Debra J. Saunders

In 1999, Washington launched "Plan Colombia," with the promise that the anti-drug program would halve Colombian cocaine production.

The law of unintended consequences rules in this drug war. Plan Colombia has not delivered.

U.S. crop dusters have sprayed an area the size of Delaware and Rhode Island. U.S. taxpayers have forked over some $4.7 billion. Yet cocaine is abundant and cheap on the streets of America. As Ken Dermota wrote in the July-August edition of The Atlantic, the price of a gram of cocaine in Los Angeles fell from $50 to $100 per gram in 1999 to $30 to $50 in 2005. Prices are down in New York, Seattle and Atlanta. White House Drug Czar John Walters recently admitted that street cocaine prices fell by 11 percent from February 2005 to October 2006.

Demand isn't the issue. Demand remains steady. Supply is the issue: Growers produce far more cocaine than the world consumes.

Despite Plan Colombia, Colombian cocaine farming grew 9 percent in 2006, the Los Angeles Times reported, the third straight year with an increase. Peru produced an estimated 165 tons of cocaine in 2005, Bolivia another 70 tons, according to The Atlantic. It's almost as if America is spending billions to eradicate weeds -- the coca just comes back, bigger and more abundant than before.

Washington Democrats are considering decreasing the program's annual $700 million budget by 10 percent.

But why only 10 percent? John Jay College criminal justice professor Richard Curtis said of the program, "I think it's a tremendous waste of taxpayer money; money down a rathole."

Why aren't all those billions and all those pesticides paying off?

"Why?" Colombian Vice President Francisco Santos answered during an editorial board meeting with The San Francisco Chronicle on Monday. "We don't know."

And, "We don't have the answer." From Santos' perspective, Plan Colombia is a "real success story." Santos credits the program with helping to cut his country's homicide rate nearly in half. Kidnappings are down even more -- a personal issue for Santos, whom cocaine kingpin Pablo Escobar kidnapped in 1990.

Go after Plan Colombia, Santos warned, and "you might be making a huge mistake in making the problem worse."

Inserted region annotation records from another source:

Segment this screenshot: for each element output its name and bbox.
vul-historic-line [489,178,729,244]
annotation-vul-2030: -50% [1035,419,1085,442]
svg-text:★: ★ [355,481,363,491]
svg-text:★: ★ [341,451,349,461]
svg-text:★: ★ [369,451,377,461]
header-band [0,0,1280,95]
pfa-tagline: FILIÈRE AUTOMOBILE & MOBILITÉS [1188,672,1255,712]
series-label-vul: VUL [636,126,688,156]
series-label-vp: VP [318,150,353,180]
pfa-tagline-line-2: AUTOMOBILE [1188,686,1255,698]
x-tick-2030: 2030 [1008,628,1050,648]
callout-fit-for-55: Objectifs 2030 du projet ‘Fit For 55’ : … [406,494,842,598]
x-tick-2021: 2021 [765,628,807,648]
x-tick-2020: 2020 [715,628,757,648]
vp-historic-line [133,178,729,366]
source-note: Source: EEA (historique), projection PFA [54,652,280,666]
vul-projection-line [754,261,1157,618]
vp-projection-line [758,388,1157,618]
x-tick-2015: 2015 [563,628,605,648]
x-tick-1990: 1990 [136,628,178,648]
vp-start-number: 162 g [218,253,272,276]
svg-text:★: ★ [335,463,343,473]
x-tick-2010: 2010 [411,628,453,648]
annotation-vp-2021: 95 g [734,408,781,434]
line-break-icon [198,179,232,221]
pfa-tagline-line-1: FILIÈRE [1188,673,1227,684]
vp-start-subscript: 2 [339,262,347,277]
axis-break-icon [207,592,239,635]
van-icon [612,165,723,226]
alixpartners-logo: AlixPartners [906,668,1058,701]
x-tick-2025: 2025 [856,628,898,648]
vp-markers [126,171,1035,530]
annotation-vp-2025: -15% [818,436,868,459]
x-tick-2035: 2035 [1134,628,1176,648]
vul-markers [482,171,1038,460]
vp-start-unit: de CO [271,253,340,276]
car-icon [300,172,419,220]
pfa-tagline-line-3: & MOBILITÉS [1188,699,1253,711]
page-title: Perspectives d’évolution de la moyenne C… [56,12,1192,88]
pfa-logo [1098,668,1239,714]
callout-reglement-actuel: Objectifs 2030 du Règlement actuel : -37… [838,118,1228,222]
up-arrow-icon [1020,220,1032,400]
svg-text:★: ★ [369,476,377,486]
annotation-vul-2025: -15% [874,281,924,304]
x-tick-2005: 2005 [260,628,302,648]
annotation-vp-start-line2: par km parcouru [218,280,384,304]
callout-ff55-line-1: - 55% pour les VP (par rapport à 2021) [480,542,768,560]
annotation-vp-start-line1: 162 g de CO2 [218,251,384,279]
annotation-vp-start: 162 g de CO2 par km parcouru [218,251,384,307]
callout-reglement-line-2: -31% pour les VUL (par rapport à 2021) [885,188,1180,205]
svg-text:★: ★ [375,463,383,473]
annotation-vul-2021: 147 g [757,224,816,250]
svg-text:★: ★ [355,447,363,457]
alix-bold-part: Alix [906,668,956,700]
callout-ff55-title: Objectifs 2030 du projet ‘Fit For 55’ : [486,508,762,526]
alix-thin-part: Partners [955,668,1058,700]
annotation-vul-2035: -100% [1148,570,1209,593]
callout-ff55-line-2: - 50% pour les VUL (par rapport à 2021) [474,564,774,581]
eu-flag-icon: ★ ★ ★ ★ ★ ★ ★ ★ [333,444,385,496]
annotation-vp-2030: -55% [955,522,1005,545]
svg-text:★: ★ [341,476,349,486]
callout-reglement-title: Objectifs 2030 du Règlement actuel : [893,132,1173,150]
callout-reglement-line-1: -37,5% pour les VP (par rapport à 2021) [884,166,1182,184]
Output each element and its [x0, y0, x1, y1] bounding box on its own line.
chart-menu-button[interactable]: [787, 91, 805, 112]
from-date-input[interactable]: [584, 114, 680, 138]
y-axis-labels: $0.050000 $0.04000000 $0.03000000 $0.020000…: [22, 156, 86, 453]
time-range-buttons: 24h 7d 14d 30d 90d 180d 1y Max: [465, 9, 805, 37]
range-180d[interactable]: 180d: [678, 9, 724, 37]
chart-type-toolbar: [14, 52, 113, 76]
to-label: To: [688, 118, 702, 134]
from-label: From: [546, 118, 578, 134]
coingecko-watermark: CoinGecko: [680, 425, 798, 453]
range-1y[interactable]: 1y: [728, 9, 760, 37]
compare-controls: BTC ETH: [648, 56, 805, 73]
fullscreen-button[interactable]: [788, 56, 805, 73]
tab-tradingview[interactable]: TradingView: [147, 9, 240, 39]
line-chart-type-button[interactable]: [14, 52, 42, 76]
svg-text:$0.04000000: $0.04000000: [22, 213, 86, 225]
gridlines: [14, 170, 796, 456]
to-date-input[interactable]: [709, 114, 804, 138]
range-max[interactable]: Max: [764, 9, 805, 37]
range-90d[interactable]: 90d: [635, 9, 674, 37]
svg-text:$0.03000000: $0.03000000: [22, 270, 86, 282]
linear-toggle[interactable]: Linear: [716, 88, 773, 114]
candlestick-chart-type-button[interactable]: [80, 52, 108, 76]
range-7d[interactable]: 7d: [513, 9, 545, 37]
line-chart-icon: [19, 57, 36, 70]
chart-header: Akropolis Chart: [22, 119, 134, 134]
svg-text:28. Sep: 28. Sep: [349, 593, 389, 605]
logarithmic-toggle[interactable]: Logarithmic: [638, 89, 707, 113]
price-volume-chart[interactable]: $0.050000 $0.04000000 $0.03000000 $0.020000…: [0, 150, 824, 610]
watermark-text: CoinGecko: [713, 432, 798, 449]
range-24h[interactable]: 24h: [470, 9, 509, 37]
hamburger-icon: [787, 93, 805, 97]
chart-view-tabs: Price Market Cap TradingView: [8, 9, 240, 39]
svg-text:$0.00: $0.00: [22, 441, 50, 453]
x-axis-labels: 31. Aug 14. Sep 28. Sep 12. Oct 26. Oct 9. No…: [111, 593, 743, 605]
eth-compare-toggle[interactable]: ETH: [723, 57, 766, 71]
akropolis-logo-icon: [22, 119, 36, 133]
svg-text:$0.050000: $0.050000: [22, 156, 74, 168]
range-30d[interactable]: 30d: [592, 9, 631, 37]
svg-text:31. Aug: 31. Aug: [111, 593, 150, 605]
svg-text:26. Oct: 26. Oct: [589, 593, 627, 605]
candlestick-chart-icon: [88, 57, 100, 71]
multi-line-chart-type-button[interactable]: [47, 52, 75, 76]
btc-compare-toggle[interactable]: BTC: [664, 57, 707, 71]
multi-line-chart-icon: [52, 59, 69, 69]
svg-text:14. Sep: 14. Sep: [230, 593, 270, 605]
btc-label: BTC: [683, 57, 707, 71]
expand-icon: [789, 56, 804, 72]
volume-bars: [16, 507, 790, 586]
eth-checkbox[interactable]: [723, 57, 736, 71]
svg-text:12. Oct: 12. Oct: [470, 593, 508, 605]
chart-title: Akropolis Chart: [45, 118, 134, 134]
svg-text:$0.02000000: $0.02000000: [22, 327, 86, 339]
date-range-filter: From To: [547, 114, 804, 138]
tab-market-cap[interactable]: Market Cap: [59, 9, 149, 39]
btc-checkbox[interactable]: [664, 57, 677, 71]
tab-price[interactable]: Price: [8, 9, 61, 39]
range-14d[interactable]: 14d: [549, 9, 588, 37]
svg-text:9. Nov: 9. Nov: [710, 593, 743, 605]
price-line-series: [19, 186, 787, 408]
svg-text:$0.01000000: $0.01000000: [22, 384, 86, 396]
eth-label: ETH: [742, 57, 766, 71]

"How would it be worse?" Curtis wondered. "There would be more cocaine? Would the price go down to $25 rather than (the New York going rate of) $35 a gram? You can argue that's worse, but $35 a gram is pretty cheap already.

Would they be giving it away? I think we could get a lot more bang for our buck."

The New York Times reported last year that anti-drug planes have to fumigate three times as much land as they did in 2002 to kill the same amount of coca.

And for what? An endgame that produces more cocaine than the world wants -- and at cheaper prices?

Bill Piper of the Drug Policy Alliance observed: "This is what's been going on for 30 years. They say we need a little bit more money and then we'll solve this."

Maybe it makes some Americans feel good to target Colombian cocaine, but it's not working. After burning $4.7 billion, cocaine is plentiful and cheap in America. If there is a way to fight this front in the drug war, Plan Colombia is not the ticket.

"Imagine Colombia as a failed state," Santos argued. South America would tilt further left. Migrants would move further north.

But that argument has nothing to do with the War on Drugs in America. It is an economic argument with national security overtones -- or a national security argument with economic overtones. It argues for aid to Colombia, not a failed drug policy that does not serve American families.

"Can you tell me any other product that has gone down in price in the last few years?" Curtis asked -- and you can't include technological products that change. Think milk or bread or beef.

Those consumer prices are not falling. It takes a Washington-born government program -- designed to drive up the price of cocaine -- to drive down the cost of cocaine. The one thing drug warriors never demand of an American anti-drug program is that it actually work.